Moist zonal flow through the weekend will keep a chance for snow showers going for much of the weekend as waves periodically move across the area. Mild nature of this zonal flow with subtropical moisture tap will keep snow levels well above valleys. Our best chances for showers will be tonight (Friday) with just a dusting to an inch or two above 8,000 ft. and again Saturday night into Sunday. This second wave will have a bit more moisture and be a bit deeper so a few inches from that wave is definitely possible.
We continue to be brushed by systems passing to our north right on through next week with mild temps in Utah. After Thanksgiving, models have struggled with the overall pattern. We’ll let them sort out their issues before tackling that. No major storms in sight but hopefully that will change.

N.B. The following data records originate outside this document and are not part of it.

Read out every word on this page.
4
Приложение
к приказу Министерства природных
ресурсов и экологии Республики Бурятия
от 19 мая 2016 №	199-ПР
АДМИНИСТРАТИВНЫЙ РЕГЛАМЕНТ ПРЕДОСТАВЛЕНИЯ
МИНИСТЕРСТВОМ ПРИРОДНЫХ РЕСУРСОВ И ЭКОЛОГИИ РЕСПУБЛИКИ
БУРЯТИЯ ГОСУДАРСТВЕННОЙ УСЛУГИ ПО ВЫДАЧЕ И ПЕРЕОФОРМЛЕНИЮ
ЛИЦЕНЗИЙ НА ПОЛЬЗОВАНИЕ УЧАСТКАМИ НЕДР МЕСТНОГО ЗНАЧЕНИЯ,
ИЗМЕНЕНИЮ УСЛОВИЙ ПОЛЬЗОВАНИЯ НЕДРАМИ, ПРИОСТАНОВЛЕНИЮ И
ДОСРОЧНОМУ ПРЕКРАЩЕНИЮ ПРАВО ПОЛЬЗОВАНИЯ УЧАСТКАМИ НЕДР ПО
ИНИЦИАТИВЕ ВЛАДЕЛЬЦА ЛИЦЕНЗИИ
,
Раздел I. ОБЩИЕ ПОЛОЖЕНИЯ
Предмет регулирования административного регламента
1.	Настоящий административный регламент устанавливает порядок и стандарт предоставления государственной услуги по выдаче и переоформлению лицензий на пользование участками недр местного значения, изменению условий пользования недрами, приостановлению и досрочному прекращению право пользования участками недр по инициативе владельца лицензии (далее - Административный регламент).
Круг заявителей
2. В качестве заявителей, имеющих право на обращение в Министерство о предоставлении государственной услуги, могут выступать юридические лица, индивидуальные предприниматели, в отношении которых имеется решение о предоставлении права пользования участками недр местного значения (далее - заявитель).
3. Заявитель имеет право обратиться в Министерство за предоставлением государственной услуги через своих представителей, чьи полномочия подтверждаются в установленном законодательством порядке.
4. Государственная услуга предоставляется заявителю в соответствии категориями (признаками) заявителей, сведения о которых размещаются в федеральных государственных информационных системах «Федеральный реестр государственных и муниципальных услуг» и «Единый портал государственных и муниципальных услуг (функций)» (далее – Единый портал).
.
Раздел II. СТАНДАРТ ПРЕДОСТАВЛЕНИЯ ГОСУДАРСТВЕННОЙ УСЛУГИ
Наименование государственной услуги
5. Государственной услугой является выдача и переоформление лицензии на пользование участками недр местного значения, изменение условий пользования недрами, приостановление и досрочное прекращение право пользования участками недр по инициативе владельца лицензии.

Another day, another ski area opening! Snowbird joins Brighton and Solitude on the list of resorts open for the 2012/13 season. Weather-wise, a dirty ridge remains in place with periodic cloudiness and even a few light showers in the far north of Utah. Waves of moisture will move through the area over the coming days bringing an increase in clouds and a chance for light valley rain showers and mountain snow showers. Timing these waves is tough, but it looks like the first wave of note will move in tomorrow (Friday night). Very limited moisture and dynamics to work with–only expect a dusting for Wasatch. The next wave will have a bit more moisture to work with but is still far from impressive. It looks to move in late Saturday night or Sunday morning. An few inches may be possible above 8,000 ft.
Next week it looks like more of the same, the Pacific Northwest will be hammered by a Low stalling off the BC coast sending in impulse after impulse. Unfortunately, the ridge will be strong enough to force almost all moisture to our North through the Thanksgiving holiday. We can expect temperatures near or slightly above normal throughout the period.
The next chance for a more significant snowfall is the Weekend following the holiday (Nov 23-25). Models have not even come close to locking in on a solution so this is very much just a chance, but of course it is something to keep an eye on. We’ll keep you posted.